Sys.setenv(JAVA_HOME="C:/Program Files/Java/jdk-11.0.1/")library(rJava)
Step 5
Now it's time to install & load the xlsx package from R.exe.
- xlsx package is one of the powerful R packages to read, write and format Excel files.
- It is a java-based solution and it is available for Windows, Mac and Linux.
- It works for both Excel 2007 and Excel 97/2000/XP/2003 file formats (xls and xlsx file formats).
install.packages("xlsx")
After successful installation, load xlsx package to check everything is fine.
library("xlsx")
Step 6
Copy & paste the packages downloaded into default R library from above steps to SQL Server R_services library.
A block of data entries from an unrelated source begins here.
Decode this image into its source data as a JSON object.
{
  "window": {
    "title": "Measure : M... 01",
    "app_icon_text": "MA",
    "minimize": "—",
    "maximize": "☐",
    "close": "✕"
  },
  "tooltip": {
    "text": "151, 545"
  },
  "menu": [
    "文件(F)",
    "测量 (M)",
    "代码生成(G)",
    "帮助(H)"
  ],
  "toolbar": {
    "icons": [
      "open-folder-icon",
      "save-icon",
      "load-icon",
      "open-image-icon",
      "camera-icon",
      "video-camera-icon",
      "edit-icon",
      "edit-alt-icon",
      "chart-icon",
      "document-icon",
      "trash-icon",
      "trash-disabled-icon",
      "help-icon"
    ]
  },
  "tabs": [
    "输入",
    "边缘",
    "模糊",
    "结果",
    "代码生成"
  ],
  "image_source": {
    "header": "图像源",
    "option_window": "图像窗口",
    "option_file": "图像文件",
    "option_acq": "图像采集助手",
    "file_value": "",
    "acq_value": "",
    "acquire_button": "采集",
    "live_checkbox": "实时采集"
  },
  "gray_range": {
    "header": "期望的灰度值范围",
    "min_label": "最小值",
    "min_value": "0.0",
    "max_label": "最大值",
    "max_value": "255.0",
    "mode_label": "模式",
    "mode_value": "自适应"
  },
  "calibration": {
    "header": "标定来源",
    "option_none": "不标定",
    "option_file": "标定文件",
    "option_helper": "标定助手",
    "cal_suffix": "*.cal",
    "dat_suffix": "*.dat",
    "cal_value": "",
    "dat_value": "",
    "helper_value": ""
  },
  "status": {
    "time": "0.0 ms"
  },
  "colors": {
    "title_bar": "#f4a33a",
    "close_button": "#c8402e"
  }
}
We have copied xlsx,xlsxjars & rJava folders from C:\Users\Sathy\Documents\R\win-library\3.4
to C:\Program Files\Microsoft SQL Server\MSSQL15.MSSQLSERVER\R_SERVICES\library
Now as part of last prerequisite step, from SSMS let us check the installed R packages.
sp_execute_external_script @language = N'R', @script = N'OutputDataSet <- data.frame(installed.packages())'
Exporting SQL file output into Excel file
For this example, we have created below folder structure:
- Temp folder - Is a placeholder for staging files created in the intermediate process
- Script folder - Has the R script that runs this entire process
- BusinessReports folder - Where excel reports are exported
- SQL folder - Contains the SQL files to be executed and ErrorLog.txt file which contains failed SQL's log info.
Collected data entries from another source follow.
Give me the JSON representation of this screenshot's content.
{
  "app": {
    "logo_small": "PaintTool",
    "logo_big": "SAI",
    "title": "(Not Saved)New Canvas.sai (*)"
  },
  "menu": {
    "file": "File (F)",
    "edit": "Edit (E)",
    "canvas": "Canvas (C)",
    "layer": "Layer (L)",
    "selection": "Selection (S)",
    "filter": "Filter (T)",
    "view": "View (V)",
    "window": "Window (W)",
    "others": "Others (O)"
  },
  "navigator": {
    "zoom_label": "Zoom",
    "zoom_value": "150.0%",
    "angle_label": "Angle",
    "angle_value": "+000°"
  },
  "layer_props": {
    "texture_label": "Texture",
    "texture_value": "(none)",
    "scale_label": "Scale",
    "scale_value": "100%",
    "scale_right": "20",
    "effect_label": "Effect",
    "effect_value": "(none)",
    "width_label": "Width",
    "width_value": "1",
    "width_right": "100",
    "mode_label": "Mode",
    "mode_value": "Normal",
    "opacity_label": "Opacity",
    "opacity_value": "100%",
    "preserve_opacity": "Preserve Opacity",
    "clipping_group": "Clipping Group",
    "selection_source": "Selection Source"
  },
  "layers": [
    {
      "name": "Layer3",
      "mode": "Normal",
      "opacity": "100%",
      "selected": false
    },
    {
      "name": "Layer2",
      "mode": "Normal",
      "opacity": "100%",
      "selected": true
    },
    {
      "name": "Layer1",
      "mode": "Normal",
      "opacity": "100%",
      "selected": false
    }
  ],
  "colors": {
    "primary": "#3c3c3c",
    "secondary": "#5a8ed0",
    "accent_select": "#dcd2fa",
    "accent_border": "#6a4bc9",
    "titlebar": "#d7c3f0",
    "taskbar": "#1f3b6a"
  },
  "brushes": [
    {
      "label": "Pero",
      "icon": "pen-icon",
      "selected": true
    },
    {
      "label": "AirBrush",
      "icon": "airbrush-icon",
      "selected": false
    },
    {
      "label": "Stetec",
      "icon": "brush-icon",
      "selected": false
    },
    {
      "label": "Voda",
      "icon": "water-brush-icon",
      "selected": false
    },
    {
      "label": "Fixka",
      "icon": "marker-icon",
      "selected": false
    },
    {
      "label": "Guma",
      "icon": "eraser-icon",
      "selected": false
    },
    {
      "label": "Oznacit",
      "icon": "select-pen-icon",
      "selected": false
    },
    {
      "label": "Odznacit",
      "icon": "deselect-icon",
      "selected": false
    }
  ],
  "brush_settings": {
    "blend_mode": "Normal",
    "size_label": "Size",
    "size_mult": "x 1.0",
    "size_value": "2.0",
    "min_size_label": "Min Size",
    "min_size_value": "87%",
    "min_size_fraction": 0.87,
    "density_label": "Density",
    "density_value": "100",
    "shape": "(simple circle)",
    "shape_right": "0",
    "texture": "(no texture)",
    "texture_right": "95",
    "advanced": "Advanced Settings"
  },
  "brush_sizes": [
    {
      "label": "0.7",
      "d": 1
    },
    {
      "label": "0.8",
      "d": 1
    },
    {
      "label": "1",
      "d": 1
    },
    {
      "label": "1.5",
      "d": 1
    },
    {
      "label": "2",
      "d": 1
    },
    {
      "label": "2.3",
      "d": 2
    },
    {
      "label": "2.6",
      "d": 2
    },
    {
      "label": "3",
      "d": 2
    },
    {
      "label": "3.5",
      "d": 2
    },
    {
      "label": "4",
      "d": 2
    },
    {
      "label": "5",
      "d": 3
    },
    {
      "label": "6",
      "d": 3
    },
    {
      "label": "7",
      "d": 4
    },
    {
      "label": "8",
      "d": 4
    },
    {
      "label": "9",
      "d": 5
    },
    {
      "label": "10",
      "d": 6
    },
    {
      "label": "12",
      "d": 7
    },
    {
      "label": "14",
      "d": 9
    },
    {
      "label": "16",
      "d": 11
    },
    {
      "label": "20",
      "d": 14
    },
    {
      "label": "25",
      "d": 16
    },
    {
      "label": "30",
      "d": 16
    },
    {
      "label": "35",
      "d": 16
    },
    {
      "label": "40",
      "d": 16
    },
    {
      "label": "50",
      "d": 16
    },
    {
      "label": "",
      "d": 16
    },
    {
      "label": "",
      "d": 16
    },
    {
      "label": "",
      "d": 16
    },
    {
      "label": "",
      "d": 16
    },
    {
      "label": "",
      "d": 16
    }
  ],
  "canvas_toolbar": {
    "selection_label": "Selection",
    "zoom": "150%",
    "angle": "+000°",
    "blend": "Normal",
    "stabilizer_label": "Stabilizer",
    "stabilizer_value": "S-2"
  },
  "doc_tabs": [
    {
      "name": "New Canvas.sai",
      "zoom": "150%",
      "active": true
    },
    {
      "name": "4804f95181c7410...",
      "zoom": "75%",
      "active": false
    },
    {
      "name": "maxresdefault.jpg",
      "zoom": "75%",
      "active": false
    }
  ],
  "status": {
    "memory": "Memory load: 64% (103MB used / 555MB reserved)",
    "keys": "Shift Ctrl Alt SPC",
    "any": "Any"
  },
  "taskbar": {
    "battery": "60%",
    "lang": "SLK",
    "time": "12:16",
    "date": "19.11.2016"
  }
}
For this example, we have placed four .sql files in a folder and the sql inside the file are as shown in below screenshot. All four sql queries are selecting data from three different tables in "WideWorldImporters" sample database. SQL2 has been created purposely with incorrect syntax to simulate error scenario.
Script
Below R script does everything what we have mentioned in above explanation: Just open & edit the R script to provide input file paths and DB server details and save it.
#******* Input variables ***********#
#provide double slash to escape the character
SQlpath <- "H:\\Temp\\Blog\\ImportExportExcel\\SQL"
Reportpath <- "H:\\Temp\\Blog\\ImportExportExcel\\BusinessReports"
Stgpath <- "H:\\Temp\\Blog\\ImportExportExcel\\Temp\\Stagingfile.txt"
DBServ <- "'LAPTOP-LCUB6HBB'"
DBName <- "WideWorldImporters"
#******* Input variables ***********#
#loading necessary packages
library(foreach);
Sys.setenv(JAVA_HOME="C:/Program Files/Java/jdk-11.0.1/")
library(rJava);
library("xlsx");
#processing input file paths in R format
SQlpath <- gsub("\\\\","/",SQlpath)
Reportpath <- gsub("\\\\","/",Reportpath)
Stgpath <- gsub("\\\\","/",Stgpath)
#create file to log sql files with error
SQLErrLog <- paste(SQlpath,"/ErrorLog.txt",sep="")
if (!file.exists(SQLErrLog))
{
file.create(SQLErrLog)
}
#getting list of sql files & file names from folder
list_filespath <- list.files(path = SQlpath, pattern = ".sql", all.files = FALSE,
full.names = TRUE, recursive = FALSE,
ignore.case = FALSE, include.dirs = FALSE, no.. = TRUE)
list_filenames <- list.files(path = SQlpath, pattern = ".sql", all.files = FALSE,
full.names = FALSE, recursive = FALSE,
ignore.case = FALSE, include.dirs = FALSE, no.. = TRUE)
#Check file exists in path
if (length(list_filespath) != 0) {
#creating new directory on each day for SQL output
newdir <- paste(Reportpath,"/Report","_",Sys.Date(), sep = "")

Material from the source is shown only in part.